On living slowly
So there are 2 words that I could easily describe my time In Kenya with and those words are "Pole pole." The word pole means sorry but the word pole pole means slowly. And SLOW is how Kenya feels to me most of the time.
In America, people are so rushed. Schedules are jam packed with ideas for productivity.
But here in the Masai Mara, the people put relationships above work every day.
In fact you don't dare talk about business or even ask a person what's wrong with them physically before you greet them.
You shake hands, introduce yourself and ask how their day is going. And then and then only can you proceed. Even in the clinic someone may be bleeding out, but they want to shake your hand. They want to be kind and courteous to you first. People value people-- not goals, dreams, money. People value people most because that's what they have.
At the clinic, work is slow. Patient's trickle in one at a time and to be seen by the doctor. When a laboring women comes in for me it seems like FOREVER before she delivers. Laboring is a slow and painful process (literally). Unlike in America when doctors are frequently augmenting labor by giving oxytocin, here we wait... We wait hours sometimes even days.
Sometimes I get so frustrated or impatient. I have told the workers at clinic a few times that I was bored. They tell me "Oh Brooke you get bored so easily." They love just sitting around and chatting, drinking some tea. And I can do it for an hour.. two hours.. three hours. But on days that clinic is so slow I start to get so mad. I'm like no I need to do something just anything.
So I make myself walk or ride my motorcycle or try to talk to people back at home because I'm not used to doing nothing. I'm not used to just "being".

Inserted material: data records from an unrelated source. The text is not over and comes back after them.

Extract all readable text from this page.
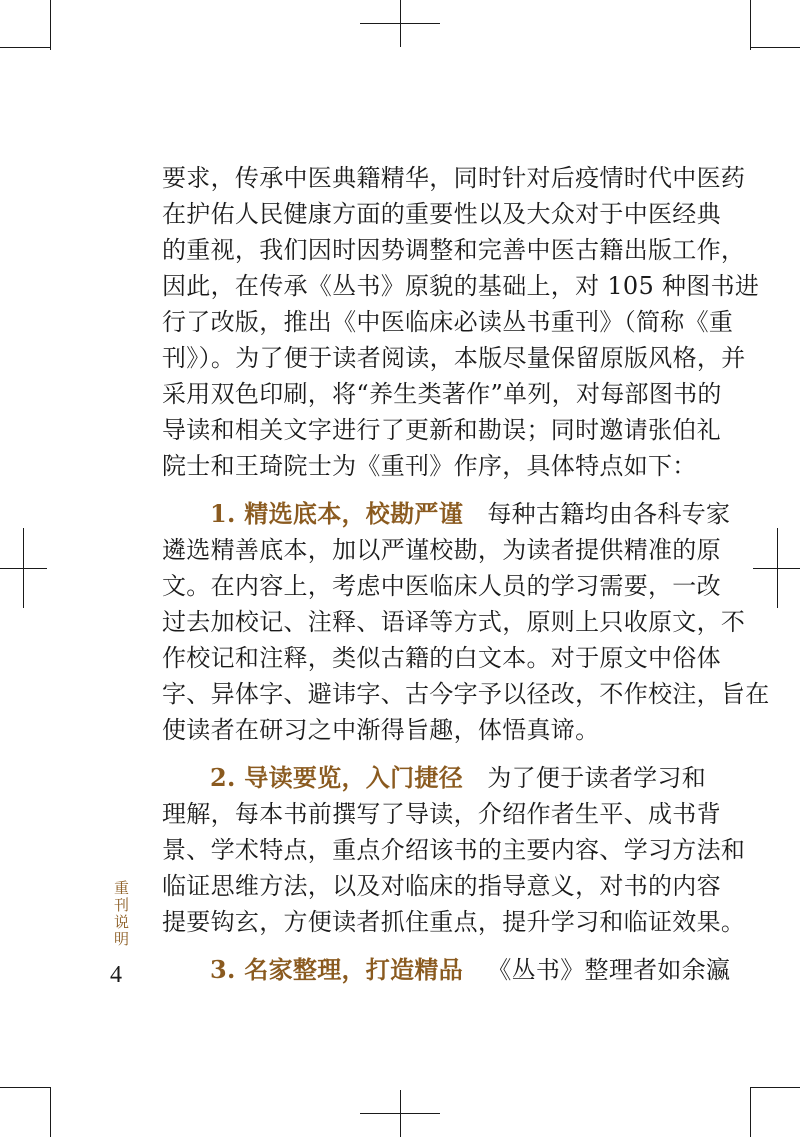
要求，传承中医典籍精华，同时针对后疫情时代中医药
在护佑人民健康方面的重要性以及大众对于中医经典
的重视，我们因时因势调整和完善中医古籍出版工作，
因此，在传承《丛书》原貌的基础上，对 105 种图书进
行了改版，推出《中医临床必读丛书重刊》（简称《重
刊》）。为了便于读者阅读，本版尽量保留原版风格，并
采用双色印刷，将“养生类著作”单列，对每部图书的
导读和相关文字进行了更新和勘误；同时邀请张伯礼
院士和王琦院士为《重刊》作序，具体特点如下：
1. 精选底本，校勘严谨  每种古籍均由各科专家
遴选精善底本，加以严谨校勘，为读者提供精准的原
文。在内容上，考虑中医临床人员的学习需要，一改
过去加校记、注释、语译等方式，原则上只收原文，不
作校记和注释，类似古籍的白文本。对于原文中俗体
字、异体字、避讳字、古今字予以径改，不作校注，旨在
使读者在研习之中渐得旨趣，体悟真谛。
2. 导读要览，入门捷径  为了便于读者学习和
理解，每本书前撰写了导读，介绍作者生平、成书背
景、学术特点，重点介绍该书的主要内容、学习方法和
临证思维方法，以及对临床的指导意义，对书的内容
提要钩玄，方便读者抓住重点，提升学习和临证效果。
3. 名家整理，打造精品  《丛书》整理者如余瀛
重刊说明
4
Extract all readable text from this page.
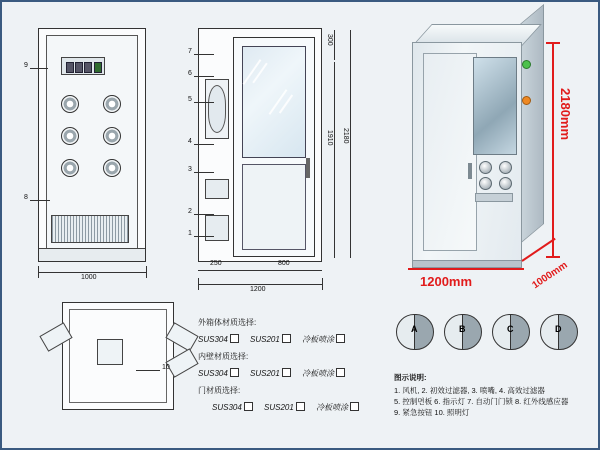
9
8
1000
7
6
5
4
3
2
1
250	800
1200
300
1910 2180
10
2180mm
1200mm	1000mm
外箱体材质选择:
SUS304	SUS201	冷板喷涂
内壁材质选择:
SUS304	SUS201	冷板喷涂
门材质选择:
SUS304	SUS201	冷板喷涂
A	B	C	D
图示说明:
1. 风机, 2. 初效过滤器, 3. 喷嘴, 4. 高效过滤器
5. 控制면板 6. 指示灯 7. 自动门门锁 8. 红外线感应器
9. 紧急按钮 10. 照明灯
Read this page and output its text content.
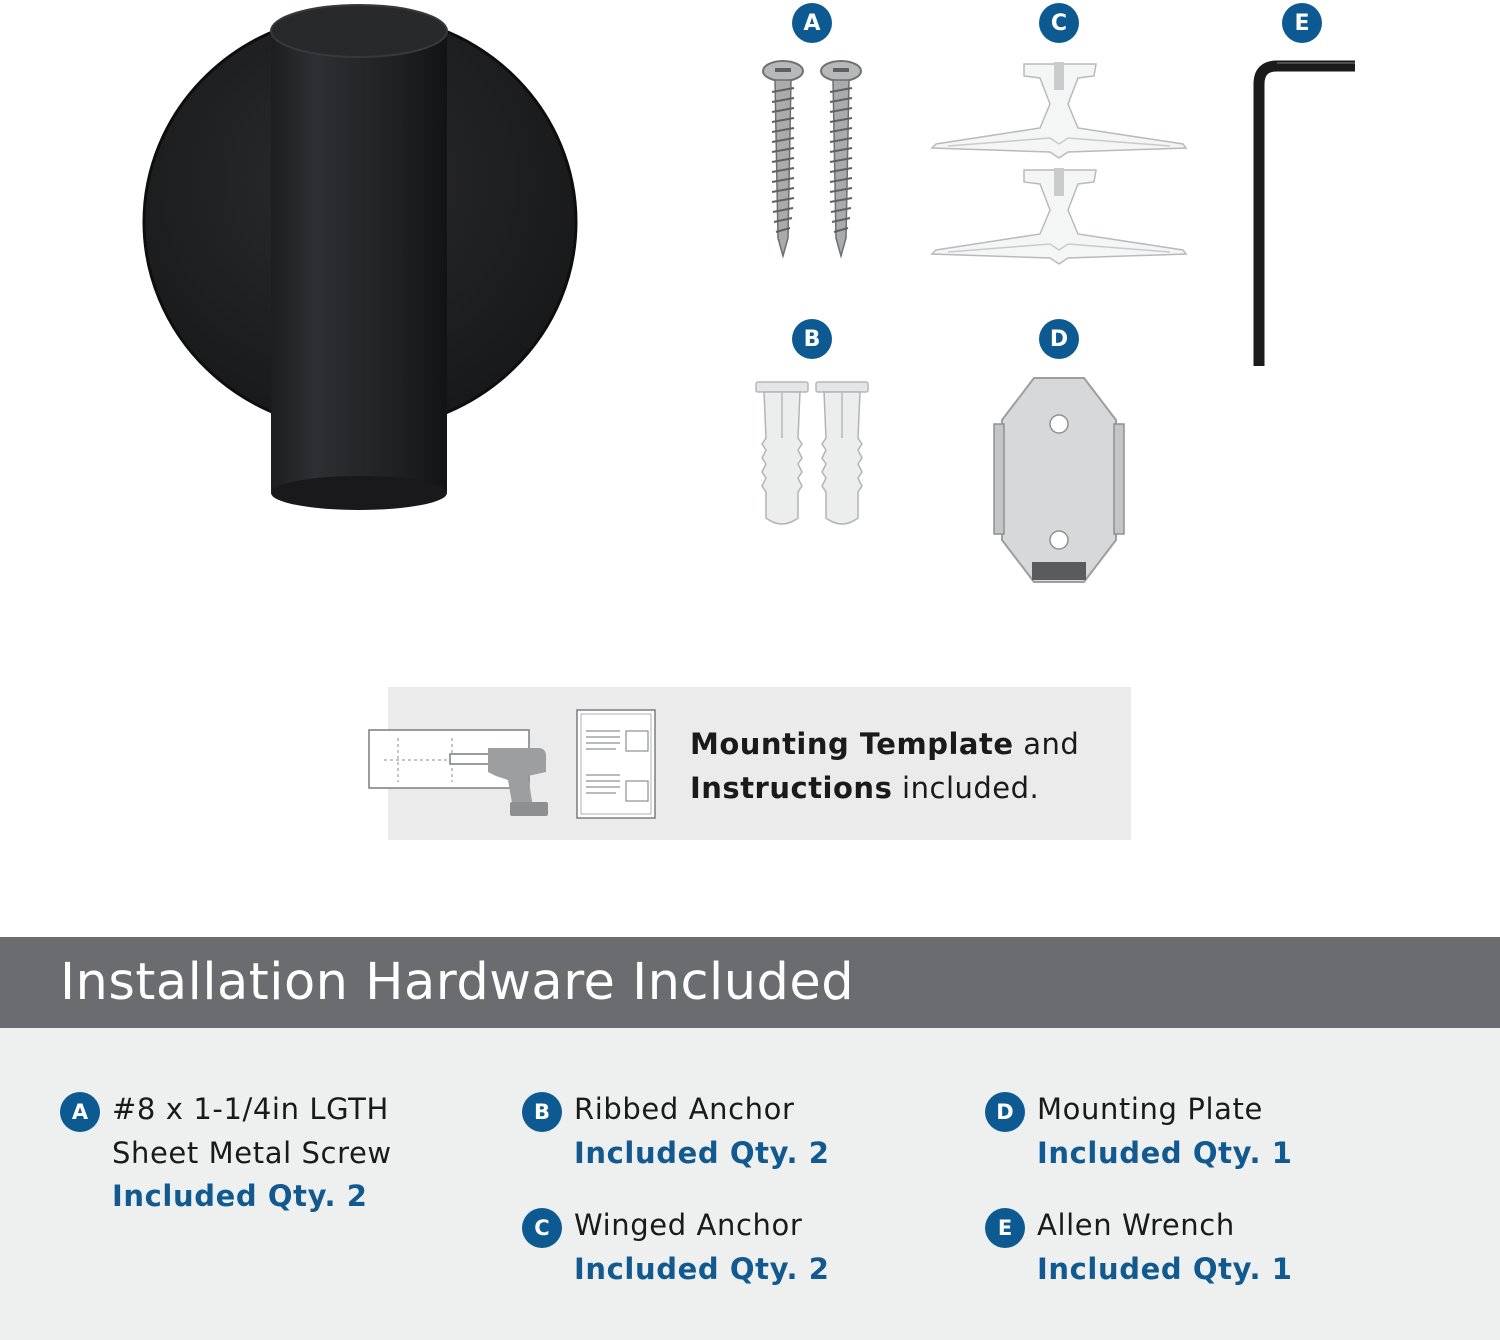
A	C	E
B	D
Mounting Template and
Instructions included.
Installation Hardware Included
A #8 x 1-1/4in LGTH
Sheet Metal Screw
Included Qty. 2
B Ribbed Anchor
Included Qty. 2
C Winged Anchor
Included Qty. 2
D Mounting Plate
Included Qty. 1
E Allen Wrench
Included Qty. 1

And then I wonder what would life be like if I wasn't used to living so fast. If I was better at slowing down. What if I loved talking to people. What if I cared more about others then my schedule and what I have accomplished? What if I lived slowly?
Sometimes on slow days I draw pictures on the little kids in clinic's hands, my friend chases me around trying to tickle me, I watch the whole sunset because I have nothing else to do. I'm not used to it and sometimes I don't like it, but maybe pole pole I'm learning how to slow down.